I just watched a short HBO documentary called, “I Can’t Do This but I Can Do That,” which is about 8 different kids with learning differences, generally ages 9 to 14. They’re talking about what school is like for them, how they’ve been dealing with their academic issues, how it feels to struggle with school, and what they really enjoy doing. Here’s what I found really interesting about this documentary.
- All those kids could read. Even the ones with the most severe dyslexia could read better than many of my kids at the same age.
- All but one of those kids went to private school. Several of them went to schools specifically for students with learning differences.
- All those kids got a lot of extra support. Most of them were shown doing homework with a parent or two parents who were sitting, focusing all their attention on their kid and how to help them. One of them had a scribe in school who wrote for her. Another had a special education teacher who helped them in the regular classroom. Another had (very expensive) Lindamood-Bell tutoring afterschool, which I recognized because my school used to use LMB and I was trained in it (at the end of the year, after “teaching” it all year, and at which point we discontinued the program for the following year, so go figure). But he was getting the program as it’s intended to be, one-on-one for intensive sessions with a specialist, rather than 27 students with an untrained first-year teacher. Even the student in public school got an assistive technology word-predictor computer to use, and he also had speech-to-text software to dictate essays. Plus he had a special ed teacher explaining how to use this software, one-on-one.
- All these kids were so incredibly verbal. Most of them were more verbal than I even imagine a typical middle-class kid would be (though admittedly I have little frame of reference for this), much less a kid with reading, writing, and auditory processing issues. They used words like “inconceivable” and “express” and “excruciating.” They are obviously smart kids. Their academic issues were really and truly tied to a learning difference, and not a lack of opportunity, lack of exposure, or lack of resources.
- When they described their experiences in typical school, most of them described things that were not evil educational practices. One kid said his fourth grade teacher had them recite times tables to the whole class to measure their progress, and then she listed their progress on the back of the newsletters home to families. I could see this being really motivating and a source of pride for most kids, who can see their work paying off and get to show it to their families. But for this kid it was devastating, because he felt like he would never get to make any progress at all and everybody would see it every single newsletter. It got to the point that he would panic every time he was called on, terrified to be embarrassed in front of everyone. Another kid said during writing time everyone else would start on their organizers and she would write the whole story in her head. She felt like she was making more progress than other kids, but she got yelled at for not working. In the end, she explained, with a lot of perspective for a 9-year-old, that she guessed it was kind of fair because even with all that great thinking, she hadn’t actually done anything that anyone else could see.

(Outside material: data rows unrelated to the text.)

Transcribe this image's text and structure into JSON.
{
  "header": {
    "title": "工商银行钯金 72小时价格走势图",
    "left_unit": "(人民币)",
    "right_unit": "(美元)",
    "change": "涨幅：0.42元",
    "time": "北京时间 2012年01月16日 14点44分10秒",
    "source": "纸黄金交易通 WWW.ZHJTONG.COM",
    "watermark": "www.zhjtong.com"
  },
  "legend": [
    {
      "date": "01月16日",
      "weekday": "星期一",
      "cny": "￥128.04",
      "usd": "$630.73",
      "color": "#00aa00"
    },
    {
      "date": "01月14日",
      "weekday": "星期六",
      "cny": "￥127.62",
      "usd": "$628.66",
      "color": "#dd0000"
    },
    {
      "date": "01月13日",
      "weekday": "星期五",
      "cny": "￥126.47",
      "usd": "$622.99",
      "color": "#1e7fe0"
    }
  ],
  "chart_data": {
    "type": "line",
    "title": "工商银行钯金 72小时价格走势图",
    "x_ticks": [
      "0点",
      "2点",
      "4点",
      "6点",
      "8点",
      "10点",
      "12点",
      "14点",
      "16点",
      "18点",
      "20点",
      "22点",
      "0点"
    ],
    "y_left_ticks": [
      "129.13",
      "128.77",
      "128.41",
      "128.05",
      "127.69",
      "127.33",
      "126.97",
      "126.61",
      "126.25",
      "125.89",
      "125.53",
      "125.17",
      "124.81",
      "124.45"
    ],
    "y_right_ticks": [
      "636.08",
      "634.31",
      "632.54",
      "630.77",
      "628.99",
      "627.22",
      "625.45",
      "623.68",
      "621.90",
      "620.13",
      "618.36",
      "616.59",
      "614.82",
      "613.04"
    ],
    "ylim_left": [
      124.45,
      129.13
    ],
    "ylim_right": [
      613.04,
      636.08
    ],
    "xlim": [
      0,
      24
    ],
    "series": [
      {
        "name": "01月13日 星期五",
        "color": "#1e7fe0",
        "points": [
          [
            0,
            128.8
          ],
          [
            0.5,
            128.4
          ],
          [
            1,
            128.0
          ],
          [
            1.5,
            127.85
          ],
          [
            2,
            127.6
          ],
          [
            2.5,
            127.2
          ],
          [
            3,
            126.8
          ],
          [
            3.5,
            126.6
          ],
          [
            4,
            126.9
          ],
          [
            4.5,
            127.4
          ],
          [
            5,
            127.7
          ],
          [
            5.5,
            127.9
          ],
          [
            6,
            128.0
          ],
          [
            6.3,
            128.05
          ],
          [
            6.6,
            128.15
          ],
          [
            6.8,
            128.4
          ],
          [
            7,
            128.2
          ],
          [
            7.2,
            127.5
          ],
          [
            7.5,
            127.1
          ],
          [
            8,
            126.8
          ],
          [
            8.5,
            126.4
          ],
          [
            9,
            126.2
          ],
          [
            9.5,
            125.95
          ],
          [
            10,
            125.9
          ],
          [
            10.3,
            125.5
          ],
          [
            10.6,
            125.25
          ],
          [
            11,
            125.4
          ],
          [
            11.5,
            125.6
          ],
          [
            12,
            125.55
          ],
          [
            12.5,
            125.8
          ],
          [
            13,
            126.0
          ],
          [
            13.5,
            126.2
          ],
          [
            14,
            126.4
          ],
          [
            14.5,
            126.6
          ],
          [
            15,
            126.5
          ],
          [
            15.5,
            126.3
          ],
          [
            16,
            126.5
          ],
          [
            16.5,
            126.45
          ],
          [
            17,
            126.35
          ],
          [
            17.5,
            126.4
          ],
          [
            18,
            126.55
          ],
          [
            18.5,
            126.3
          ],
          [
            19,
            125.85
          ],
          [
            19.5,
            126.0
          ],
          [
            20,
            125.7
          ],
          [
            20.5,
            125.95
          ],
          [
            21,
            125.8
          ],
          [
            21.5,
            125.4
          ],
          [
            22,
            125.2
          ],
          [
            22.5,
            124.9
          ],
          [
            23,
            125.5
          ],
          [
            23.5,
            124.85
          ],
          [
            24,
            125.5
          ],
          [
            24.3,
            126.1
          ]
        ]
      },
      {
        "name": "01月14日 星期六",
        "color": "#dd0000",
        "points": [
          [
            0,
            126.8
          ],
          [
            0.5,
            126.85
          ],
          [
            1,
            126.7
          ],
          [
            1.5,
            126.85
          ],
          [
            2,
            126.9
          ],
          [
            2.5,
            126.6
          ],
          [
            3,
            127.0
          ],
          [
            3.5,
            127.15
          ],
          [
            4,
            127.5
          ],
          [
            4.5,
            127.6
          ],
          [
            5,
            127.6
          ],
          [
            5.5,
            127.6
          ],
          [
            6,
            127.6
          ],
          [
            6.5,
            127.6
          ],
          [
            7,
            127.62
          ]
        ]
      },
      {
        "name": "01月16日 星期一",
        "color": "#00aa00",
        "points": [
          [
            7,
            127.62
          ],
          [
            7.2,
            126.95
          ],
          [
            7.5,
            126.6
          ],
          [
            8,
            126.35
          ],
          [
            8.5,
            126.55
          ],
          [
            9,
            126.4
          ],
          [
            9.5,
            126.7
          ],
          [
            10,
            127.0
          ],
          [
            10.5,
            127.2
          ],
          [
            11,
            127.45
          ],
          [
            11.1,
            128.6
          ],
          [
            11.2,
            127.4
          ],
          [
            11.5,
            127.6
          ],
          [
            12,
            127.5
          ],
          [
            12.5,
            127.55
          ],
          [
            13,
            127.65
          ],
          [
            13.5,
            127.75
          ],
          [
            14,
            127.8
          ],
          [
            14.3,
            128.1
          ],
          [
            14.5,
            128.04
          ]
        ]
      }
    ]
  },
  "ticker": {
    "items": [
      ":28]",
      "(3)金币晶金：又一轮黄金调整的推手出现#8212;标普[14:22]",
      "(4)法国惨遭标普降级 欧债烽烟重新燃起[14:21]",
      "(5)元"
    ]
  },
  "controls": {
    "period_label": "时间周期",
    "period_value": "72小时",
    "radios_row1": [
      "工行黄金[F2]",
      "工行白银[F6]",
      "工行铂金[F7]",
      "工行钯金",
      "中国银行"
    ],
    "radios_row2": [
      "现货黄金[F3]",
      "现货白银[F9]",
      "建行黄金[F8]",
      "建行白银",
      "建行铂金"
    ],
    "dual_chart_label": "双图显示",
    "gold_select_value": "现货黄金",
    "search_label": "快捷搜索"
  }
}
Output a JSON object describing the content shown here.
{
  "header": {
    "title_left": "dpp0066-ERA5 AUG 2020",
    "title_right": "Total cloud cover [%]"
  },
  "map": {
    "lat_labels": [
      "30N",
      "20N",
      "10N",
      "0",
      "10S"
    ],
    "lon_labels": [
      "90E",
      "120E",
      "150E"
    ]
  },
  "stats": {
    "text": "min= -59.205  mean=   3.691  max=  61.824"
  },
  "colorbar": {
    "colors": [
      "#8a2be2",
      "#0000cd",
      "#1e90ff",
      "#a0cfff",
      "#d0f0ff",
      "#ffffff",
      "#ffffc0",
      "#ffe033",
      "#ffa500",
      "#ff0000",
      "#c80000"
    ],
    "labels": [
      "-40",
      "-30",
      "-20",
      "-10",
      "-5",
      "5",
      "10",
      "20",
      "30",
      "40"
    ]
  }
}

This is very interesting for a couple reasons. The first reason is that I want to put out some feelers, especially with my lowest kids, to make sure none of my munchkins are feeling like this. It’s really hard, especially with my space cadet kid who gets very little done because it seems like she just doesn’t care to do so (though she could be in an ADD-type situation where it’s not entirely her fault), not to get frustrated sometimes and point out exactly how far behind her classmates she has fallen because she isn’t working. They’ll be on final drafts, for example, when she is still on her organizer. In an ideal world, a specialist or I would be able to work with her one-on-one, but this is not that world.
Which brings me to the second, altogether unsurprising, interesting thing. Having a processing disorder like dyslexia or dysgraphia or dyscalculia or auditory processing disorder or ADHD has made life difficult for these well-off, healthy, mostly white kids. But they are still better off academically than some of my kids who don’t have issues, plus they’re lightyears better off than my kids who do have learning differences. I’m not going to start talking about special education in my district or school, mostly because it makes me so angry it’ll ruin my day, but suffice it to say that my kids don’t get that kind of help. Their parents still help at home, most of them, and I help as their regular classroom teacher, but that’s about it. We get no special software, which I know because one of my kids had it in his IEP and we took it out because we don’t have the software to give him. We have no special education services. We have no trained specialists, no extra programs, no private schools or money for extra tutoring programs. We don’t even have good referral processes or diagnosis of these problems, so lots of kids just think they’re dumb. It’s just us: them, and me, and sometimes their mom. No wonder we don’t measure up.